1 node gets up to 90% cpu and frequent garbage collection 2nd node is a bit less but reasonable and then nodes 3+ are doing nearly nothing. If I stop and start nodes a different node will get the high load.

Are there any suggestions on how I can even the load over 3+ nodes?

Its running on linux and on their own machines v5.5.2.

How are you interacting with the cluster, Kibana, something else?

With x-pack and kibana yes

Right, but what about writing to the cluster?

Its used for exceptionless.

Does it do load balancing or does it just talk to a single node?

It does loadbalancing (I tried with the ip of all nodes in config as well as a round robin ip).

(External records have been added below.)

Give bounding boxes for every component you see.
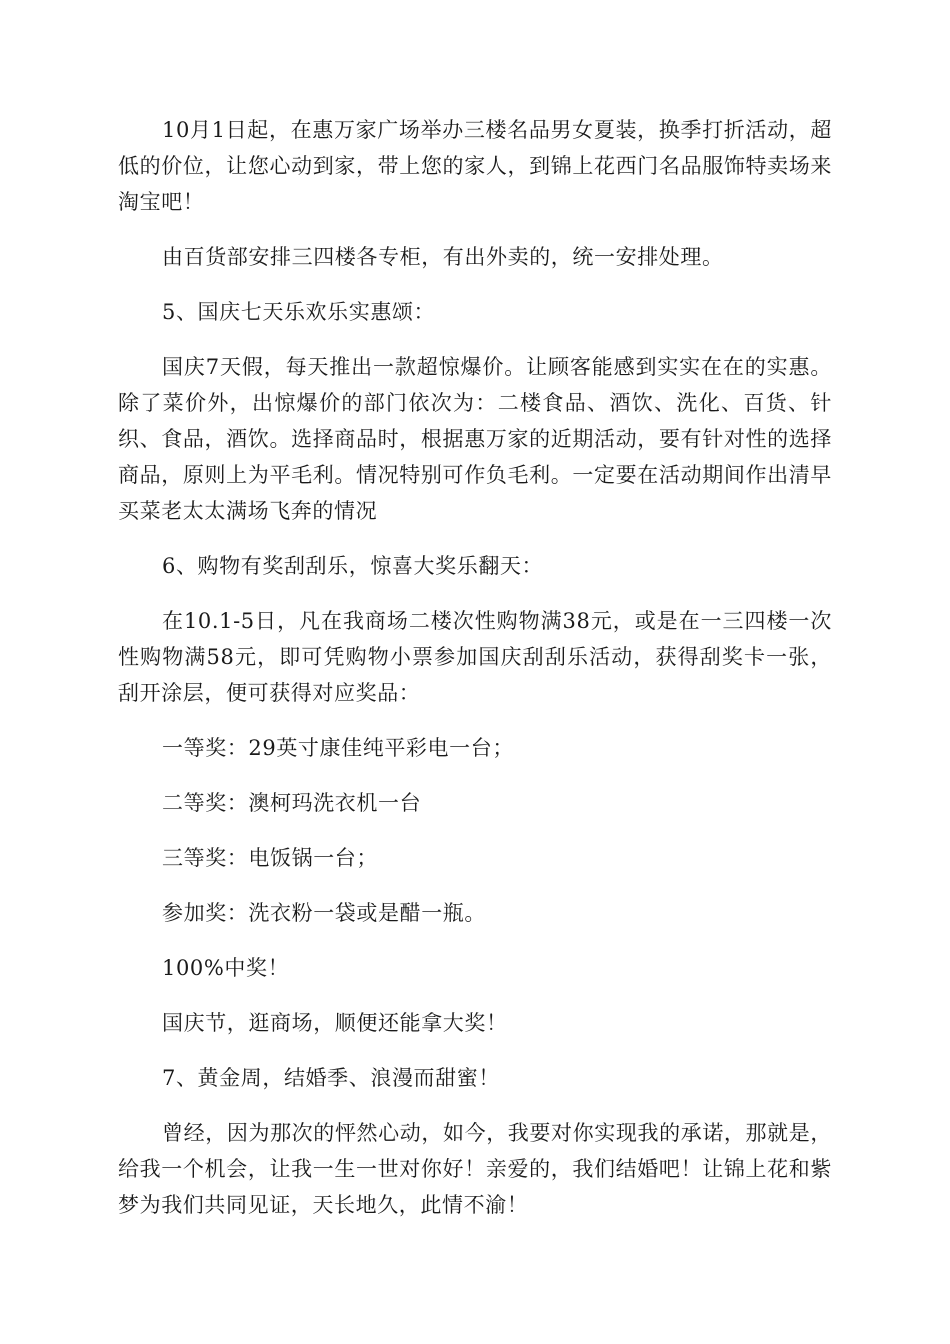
paragraph-scratch-card: 在10.1-5日，凡在我商场二楼次性购物满38元，或是在一三四楼一次性购物满58元，即可凭购物小票参加国庆刮刮乐活动，获得刮奖卡一张，刮开涂层，便可获得对应奖品： [118,609,832,705]
paragraph-daily-deals: 国庆7天假，每天推出一款超惊爆价。让顾客能感到实实在在的实惠。除了菜价外，出惊爆价的部门依次为：二楼食品、酒饮、洗化、百货、针织、食品，酒饮。选择商品时，根据惠万家的近期活动，要有针对性的选择商品，原则上为平毛利。情况特别可作负毛利。一定要在活动期间作出清早买菜老太太满场飞奔的情况 [118,355,832,523]
prize-participation: 参加奖：洗衣粉一袋或是醋一瓶。 [162,901,486,925]
paragraph-sale-intro: 10月1日起，在惠万家广场举办三楼名品男女夏装，换季打折活动，超低的价位，让您心动到家，带上您的家人，到锦上花西门名品服饰特卖场来淘宝吧！ [118,118,832,214]
prize-second: 二等奖：澳柯玛洗衣机一台 [162,791,422,815]
paragraph-wedding-promise: 曾经，因为那次的怦然心动，如今，我要对你实现我的承诺，那就是，给我一个机会，让我一生一世对你好！亲爱的，我们结婚吧！让锦上花和紫梦为我们共同见证，天长地久，此情不渝！ [118,1121,832,1217]
section-heading-5: 5、国庆七天乐欢乐实惠颂： [162,300,436,324]
section-heading-7: 7、黄金周，结婚季、浪漫而甜蜜！ [162,1066,500,1090]
prize-third: 三等奖：电饭锅一台； [162,846,378,870]
paragraph-slogan: 国庆节，逛商场，顺便还能拿大奖！ [162,1011,508,1035]
document-body [118,112,832,1242]
paragraph-win-rate: 100%中奖！ [162,956,290,980]
prize-first: 一等奖：29英寸康佳纯平彩电一台； [162,736,514,760]
paragraph-department-arrangement: 由百货部安排三四楼各专柜，有出外卖的，统一安排处理。 [162,245,724,269]
section-heading-6: 6、购物有奖刮刮乐，惊喜大奖乐翻天： [162,554,544,578]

What does Monitoring tell you about differences in load/indexing/query loads?

Atm its on 2 nodes because the 3rd node as just about no load and what I can see is:
node 1 cpu: 26% node 2 cpu 80% mem for node 1 gets garbage collection to almost 0 where node 2 is 70%+ after garbage collection.
Request rate (indexing just over 2k for both and search rate just over 1k for both)
not sure how to check query load?

What is the output of the cat nodes API?

heap.percent ram.percent cpu load_1m load_5m load_15m node.role master
43-----------------97---------------43--1.27-------1.35---------1.28 mdi -
45-----------------98---------------81--3.65-------3.64--------- 3.80 mdi *

This may be related: https://github.com/elastic/elasticsearch/issues/24642
The fix is in the impending 6.0 release.

Thanks, is there anything I can set to fix it on 5.5.2?

Will removing kibana (x-pack on the nodes) solve the problem (if thats even possible to do without breaking elasticsearch) or using new nodes without x-pack/kibana?

Two ugly choices:

  • Set replicas to zero to rebalance with all primaries (and no redundancy!)
  • Install a proxy between Kibana and elasticsearch to strip out preference=sessionId parameters

Kibana uses sessionId based routing to ensure each user revisits the same nodes and has warm caches for their queries so is desirable but the 5.x primary vs replica selection routing logic is not ideal when using this feature.

Note however, that with many users their collective loads should be spread evenly across data nodes but a single user will load the cluster unevenly.


Thank you!

I dont see how it can be kibana because exceptionless connects directly to the nodes so the traffic should'nt be affected by kibana.

You said you had 3 nodes in the cluster, but I only see two here? Have you set minimum_master_nodes correctly to avoid split brain scenarios?

SessionID based query routing is a feature supported by elasticsearch and used by Kibana. It may also be used by exceptionless.

Yes the minimum_master_nodes is setup correctly. It used to be 3 nodes but I stoped the 1 because it was literately doing nothing (5% cpu and 4 garbage collection a day) and I'm aware its not an ideal setup atm, minimum_master_nodes is set to 2 so split brain should not be a problem.

The number of shards is set to the number of nodes so as I understand it the primary index should be split between all nodes.

No, but if you lose one master you lose the cluster.